My new Environmental Defense Fund thanks-for-contributing water bottle arrived in the mail today. Shiny brushed aluminum decorated with the EDF logo and the face and front paws of a polar bear happily basking on the edge of some ice, it’s a replacement for the one I lost. Identical bear. But no soul. The old bottle was dented and scratched from being dropped on the cement at Santa Fe Bandstand. The Robert Mirabal concert was in one dent, a memory in the soul of the thing. Another dent remembers me waltzing to Michael Hearne’s rendition of “New Mexico Rain.”

My psychic protagonist Mae Martin could pick up an object like that bottle and read the stories in its soul, if she had a reason to look for them. Many years ago I heard John Sebastian sing a song about lying back on the bed in some hotel and listening to the stories it could tell. I think it replayed for me subconsciously when I wrote the prologue of The Calling, and the scene in which Mae realizes, with some dismay, that she can listen to the stories an old bed can tell.

The energy carried by ordinary things can be negative as well as positive, haunting and dark, not always nostalgic.
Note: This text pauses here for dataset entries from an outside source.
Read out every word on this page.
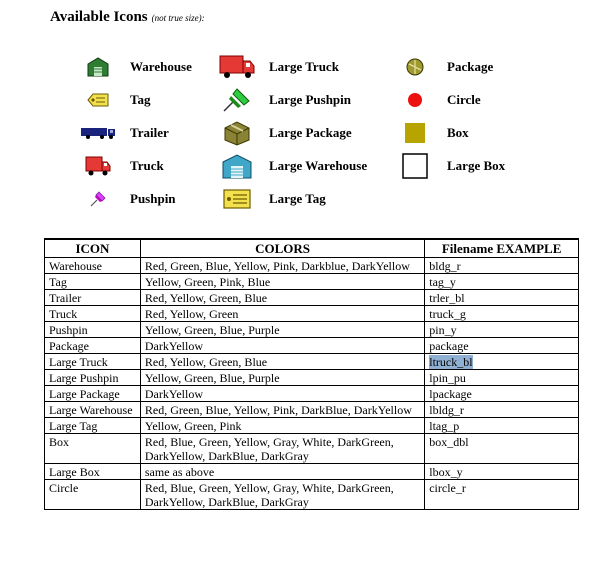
Available Icons (not true size):
Warehouse
Tag
Trailer
Truck
Pushpin
Large Truck
Large Pushpin
Large Package
Large Warehouse
Large Tag
Package
Circle
Box
Large Box
ICON	COLORS	Filename EXAMPLE
Warehouse	Red, Green, Blue, Yellow, Pink, Darkblue, DarkYellow	bldg_r
Tag	Yellow, Green, Pink, Blue	tag_y
Trailer	Red, Yellow, Green, Blue	trler_bl
Truck	Red, Yellow, Green	truck_g
Pushpin	Yellow, Green, Blue, Purple	pin_y
Package	DarkYellow	package
Large Truck	Red, Yellow, Green, Blue	ltruck_bl
Large Pushpin	Yellow, Green, Blue, Purple	lpin_pu
Large Package	DarkYellow	lpackage
Large Warehouse	Red, Green, Blue, Yellow, Pink, DarkBlue, DarkYellow	lbldg_r
Large Tag	Yellow, Green, Pink	ltag_p
Box	Red, Blue, Green, Yellow, Gray, White, DarkGreen, DarkYellow, DarkBlue, DarkGray	box_dbl
Large Box	same as above	lbox_y
Circle	Red, Blue, Green, Yellow, Gray, White, DarkGreen, DarkYellow, DarkBlue, DarkGray	circle_r
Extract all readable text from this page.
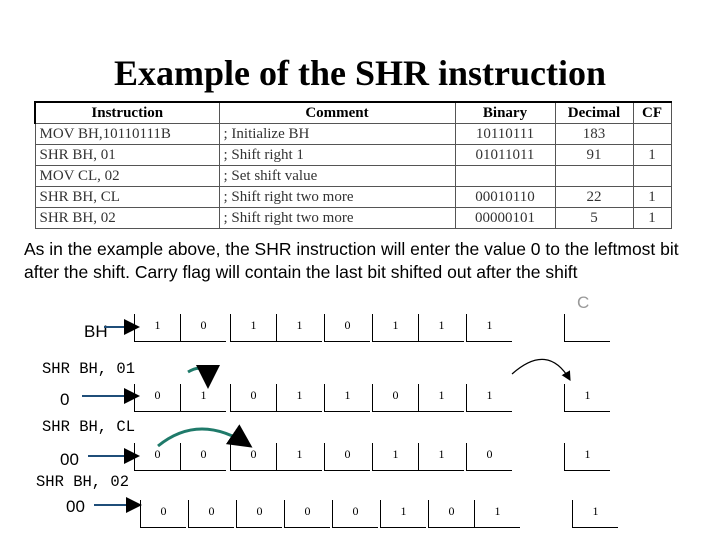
Example of the SHR instruction
Instruction	Comment	Binary	Decimal	CF
MOV BH,10110111B	; Initialize BH	10110111	183	
SHR BH, 01	; Shift right 1	01011011	91	1
MOV CL, 02	; Set shift value			
SHR BH, CL	; Shift right two more	00010110	22	1
SHR BH, 02	; Shift right two more	00000101	5	1
As in the example above, the SHR instruction will enter the value 0 to the leftmost bit after the shift. Carry flag will contain the last bit shifted out after the shift
C
BH
SHR BH, 01
0
SHR BH, CL
00
SHR BH, 02
00
1	0	1	1	0	1	1	1
0	1	0	1	1	0	1	1	1
0	0	0	1	0	1	1	0	1
0	0	0	0	0	1	0	1	1
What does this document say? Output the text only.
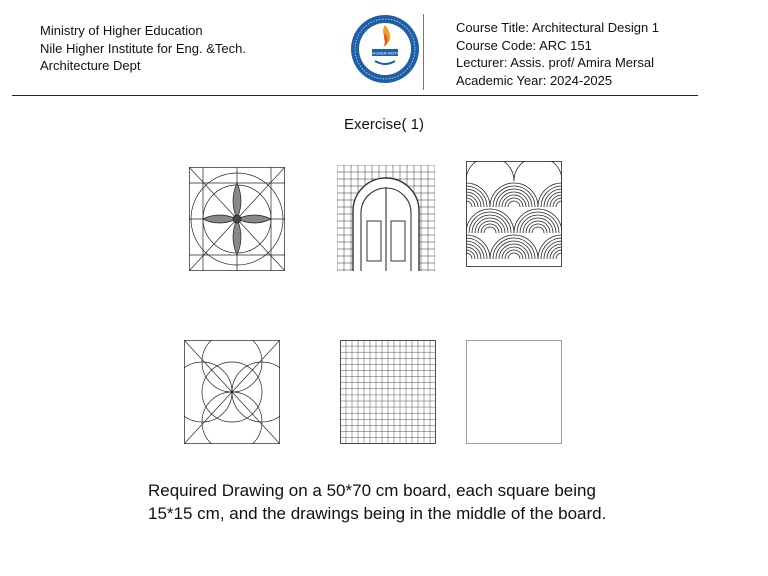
Ministry of Higher Education
Nile Higher Institute for Eng. &Tech.
Architecture Dept
NILE HIGHER INSTITUTE
Course Title: Architectural Design 1
Course Code: ARC 151
Lecturer: Assis. prof/ Amira Mersal
Academic Year: 2024-2025
Exercise( 1)
Required Drawing on a 50*70 cm board, each square being 15*15 cm, and the drawings being in the middle of the board.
Something clings to a murder weapon, and to a house where violence took place. In some indigenous traditions the names of the dead leave the world with them. Saying the name can call back the ghost. Relatives may give away everything that belonged to the dead, sending the spirit on its way. Our things may not only trigger our memories, they may have memories of their own. Would that explain famous “cursed” objects that carry bad luck?

My Zuni fetishes were created to have spirits. My barefoot running shoes have acquired their souls with time. My yoga mats have energy in them, but not souls. Which things do you own that have souls?